ANCHORAGE - Mount Redoubt volcano appears to have finally settled down, months after its last major eruptive event.
The Alaska Volcano Observatory on Tuesday downgraded Mount Redoubt's alert code to normal.
Volcano experts at the observatory in Anchorage said the chances of the volcano returning soon to its prior eruptive behavior are unlikely.
It is possible the volcano 106 miles southwest of Anchorage is entering a prolonged period of quiet.
Redoubt began erupting on March 22. In early April, a lava dome formed in the volcano's summit crater and began growing, leading to concerns that it could collapse quickly and result in another large explosion.
Scientists kept a close watch on Mount Redoubt as the dome continued to grow.
Experts now say it will pose a local hazard for some time, but the outward signs of lava dome instability have declined. Depending on wind and cloud conditions, sulfur smells could reach populated areas and steam plumes will be visible on occasion.
According to volcano experts, the lava dome in the summit crater has reached a volume of approximately 91 million cubic yards.
Mount Redoubt had one of its last significant explosions on April 4 when it sent an ash plume more than eight miles into the air and dropped ash on several Kenai Peninsula communities.

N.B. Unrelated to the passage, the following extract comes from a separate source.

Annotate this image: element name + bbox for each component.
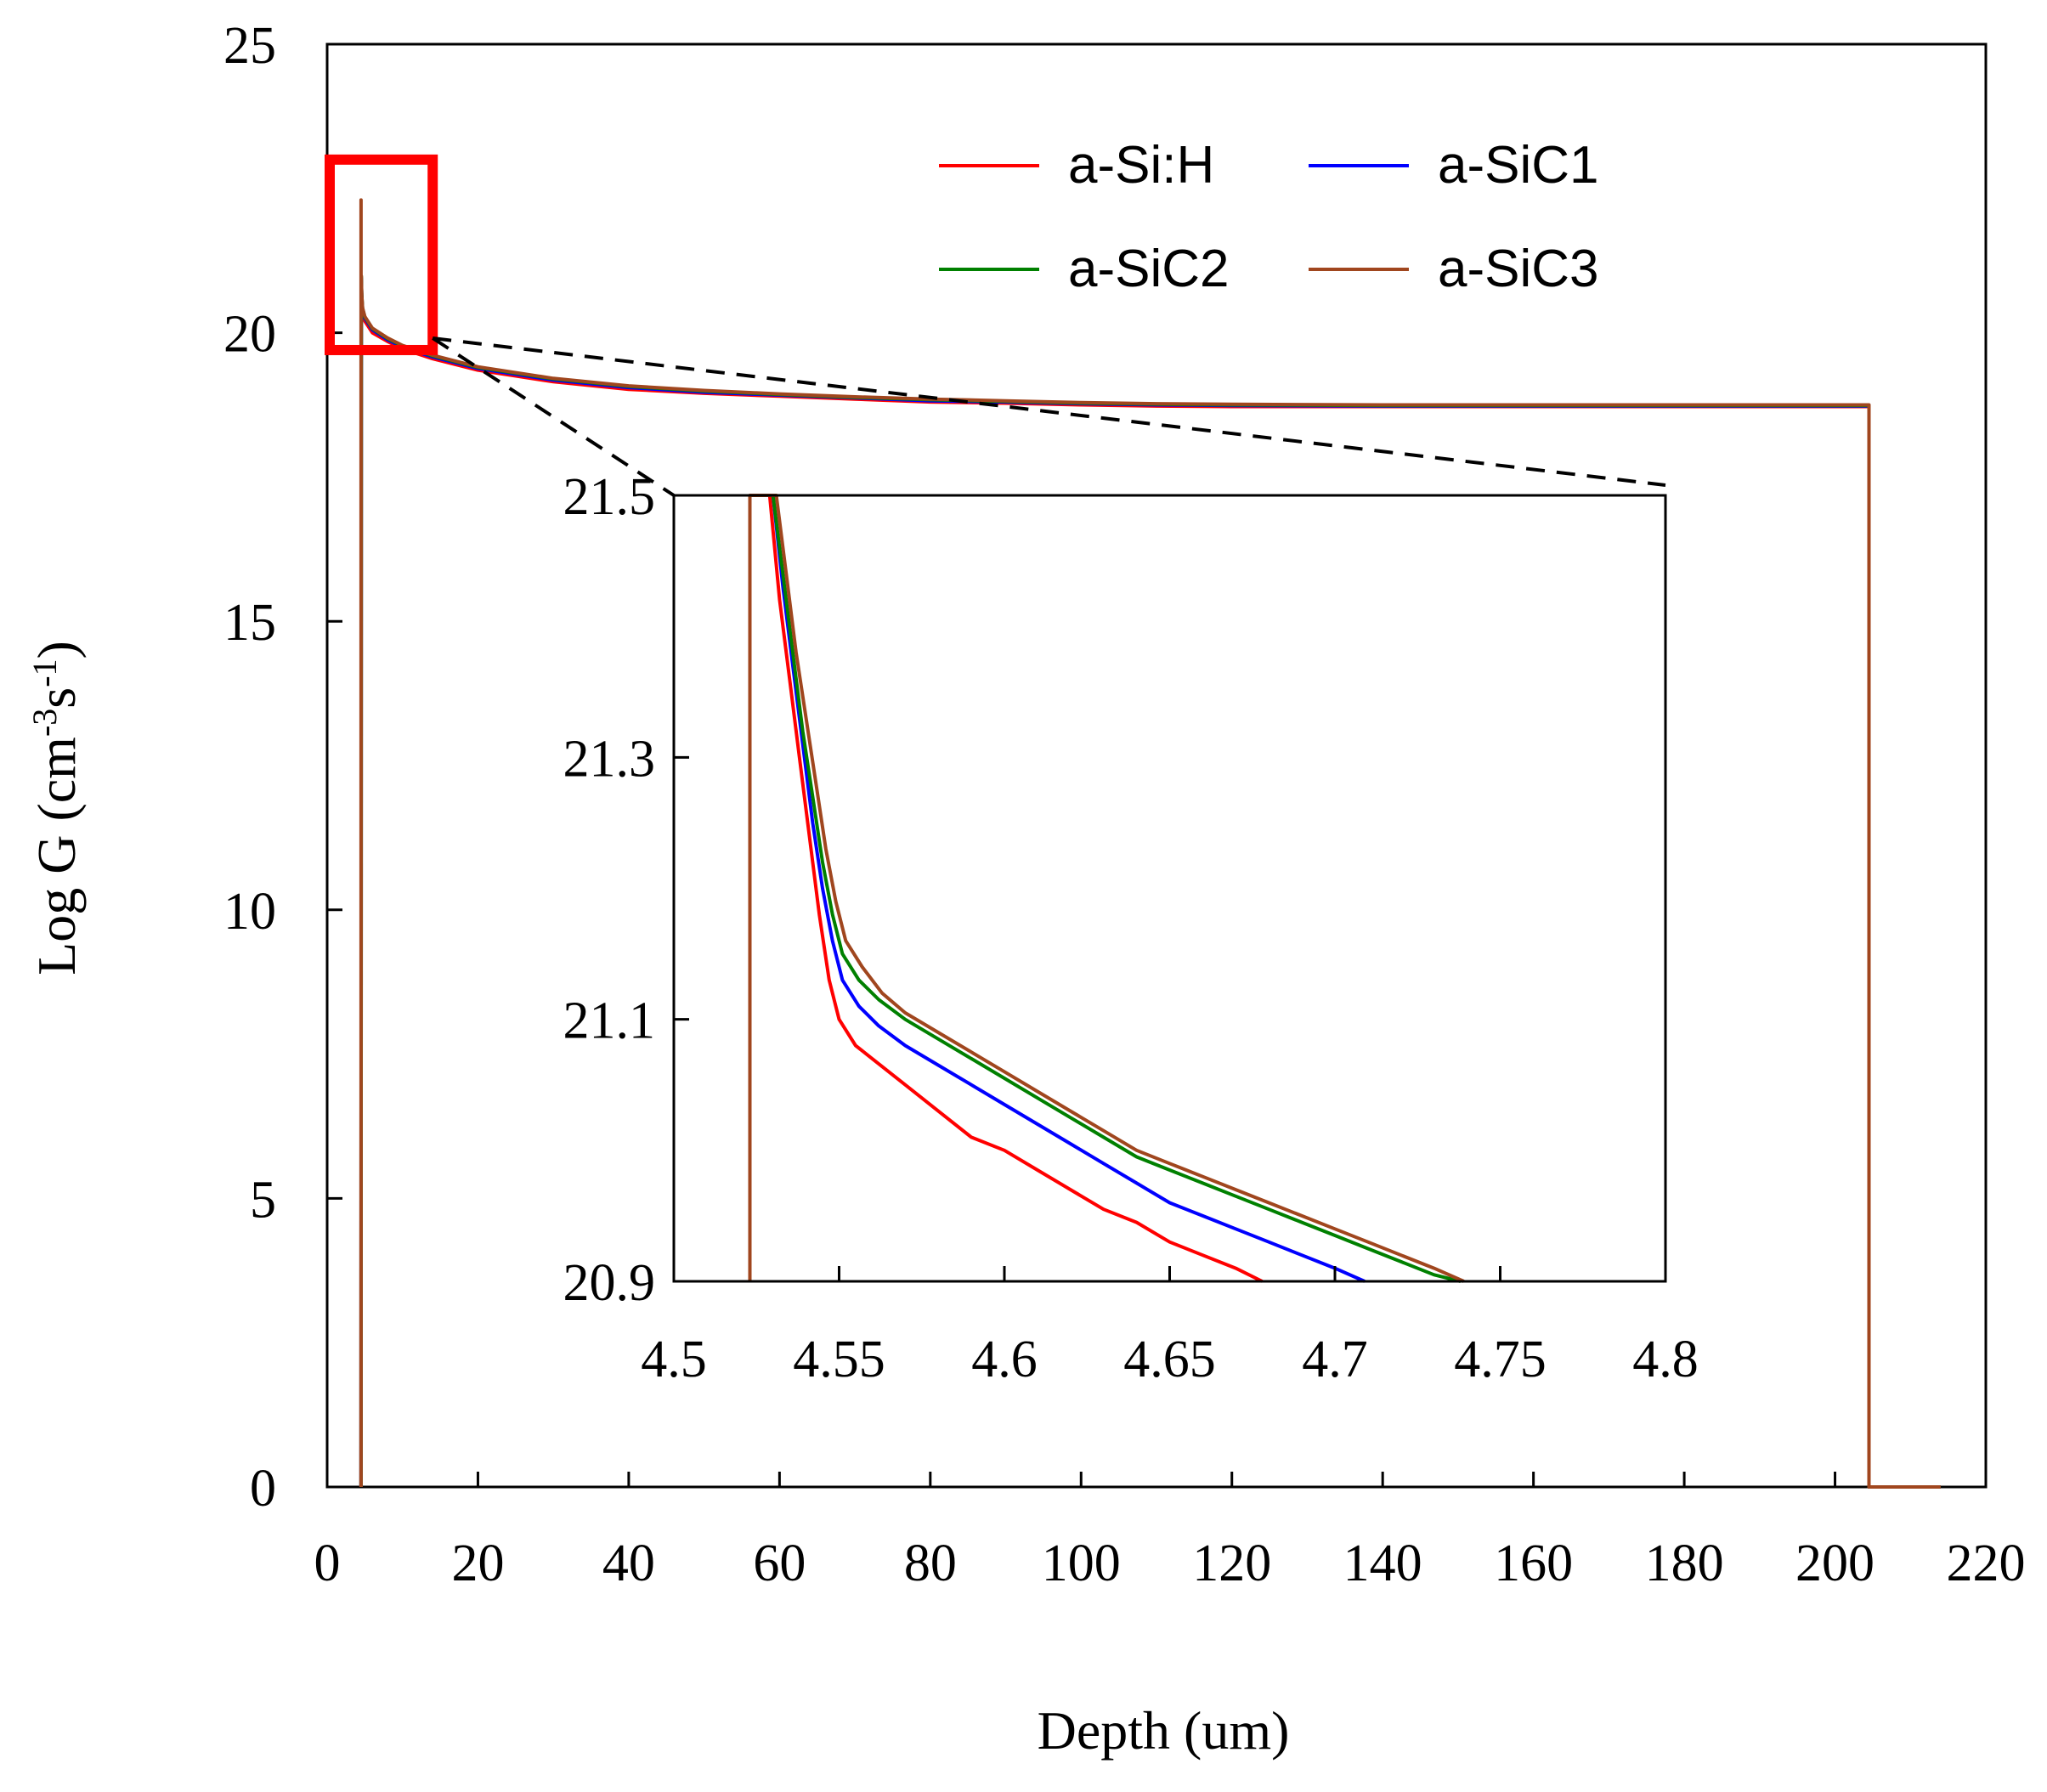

The erupting volcano forced the Cook Inlet Pipeline Co. to remove millions of gallons of oil stored at the Drift River Terminal, just 22 miles from the erupting volcano. The volcano's eruptions produced mud flows that reached concrete-reinforced dikes surrounding the terminal but the tanks holding the oil were not damaged.
Hundreds of airline flights also had to be canceled because of ash clouds this spring.
The last time Mount Redoubt had a similar period of activity was in late 1989 to spring 1990. Before that the volcano was active from 1966 to 1968.